Not all tools should be available at all times. Scene-scoped tool activation (I3) adds a tool window that activates and deactivates entity tools based on the current scene context. When the agent enters a forge, the anvil tools activate. When they leave, those tools deactivate and stop consuming prompt space.

Active Tool Cap

Configurable maximum number of simultaneously active entity tools. Prevents prompt overflow when many entities are in scope. Least-recently-used tools are deactivated first.

Executor Gate

The executor rejects calls to deactivated tools with an informative error, preventing the LLM from using tools that are no longer contextually relevant.

Imagination Integration

When the Imagination system designs a new entity, its tools are registered into the current scene scope and subject to the same cap.

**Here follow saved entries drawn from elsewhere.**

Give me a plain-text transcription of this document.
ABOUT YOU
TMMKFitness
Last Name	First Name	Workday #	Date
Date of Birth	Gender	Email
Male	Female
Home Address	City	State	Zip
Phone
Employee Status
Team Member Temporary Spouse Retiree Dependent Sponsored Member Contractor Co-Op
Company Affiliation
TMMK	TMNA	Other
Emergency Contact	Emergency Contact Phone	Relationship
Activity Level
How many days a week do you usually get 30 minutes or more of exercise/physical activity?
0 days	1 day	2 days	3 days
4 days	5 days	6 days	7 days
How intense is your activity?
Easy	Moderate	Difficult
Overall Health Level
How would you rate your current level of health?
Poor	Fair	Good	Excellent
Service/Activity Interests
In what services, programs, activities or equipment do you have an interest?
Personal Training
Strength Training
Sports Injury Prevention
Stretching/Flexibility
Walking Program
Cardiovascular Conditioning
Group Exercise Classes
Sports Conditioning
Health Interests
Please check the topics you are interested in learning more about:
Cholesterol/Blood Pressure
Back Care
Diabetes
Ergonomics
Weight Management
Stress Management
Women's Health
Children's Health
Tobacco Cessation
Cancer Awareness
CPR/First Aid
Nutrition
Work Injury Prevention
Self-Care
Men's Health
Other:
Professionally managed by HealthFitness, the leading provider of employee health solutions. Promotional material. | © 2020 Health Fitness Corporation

Tool Window Lifecycle Scene change detected ↓ ToolRegistry.activate(new_entity_tools) ↓ Active count > cap? → Deactivate LRU tools ↓ Prompt includes only active tool schemas ↓ Executor gate rejects calls to inactive tools

Learned Tool Index

With 20+ tools, dumping every schema into the LLM prompt wastes hundreds of tokens. The LearnedToolIndex is a keyword-weighted hashtable that learns which tools are relevant to which goals, saving ~74% of tool-context tokens per prompt.

How it works

  1. Auto-extraction: Keywords extracted from each tool's name, description, and parameters at startup.
  2. Scoring: Goal text is tokenized and matched against the index. Matched tools get full schemas (CRITICAL priority), unmatched get name-only (NICE_TO_HAVE, dropped under token pressure).
  3. Learning: On tool success, matched keyword weights strengthen and new keywords are discovered from goal text. On tool surfaced-but-unused, keyword weights decay. Failure does NOT weaken keywords (tool failure ≠ wrong tool).
  4. Persistence: Learned weights saved across sessions to ~/.maxim/memory/tool_index.json.

Tool Safety

Every tool call passes through the FearAgent before execution. FearAgent uses:

  1. Deterministic pattern matching — regex for known dangerous patterns (shell injection, path traversal, etc.)
  2. LLM review (if available) — nuanced safety assessment for ambiguous cases
  3. NAc prediction — the AdaptivePolicy blocks actions with very high-confidence negative predictions (confidence > 0.85, value < 0.1)

Introspection tools bypass FearAgent since they're read-only — they can't cause harm. The agent can freely query its own memories, predictions, and pain history without safety gating.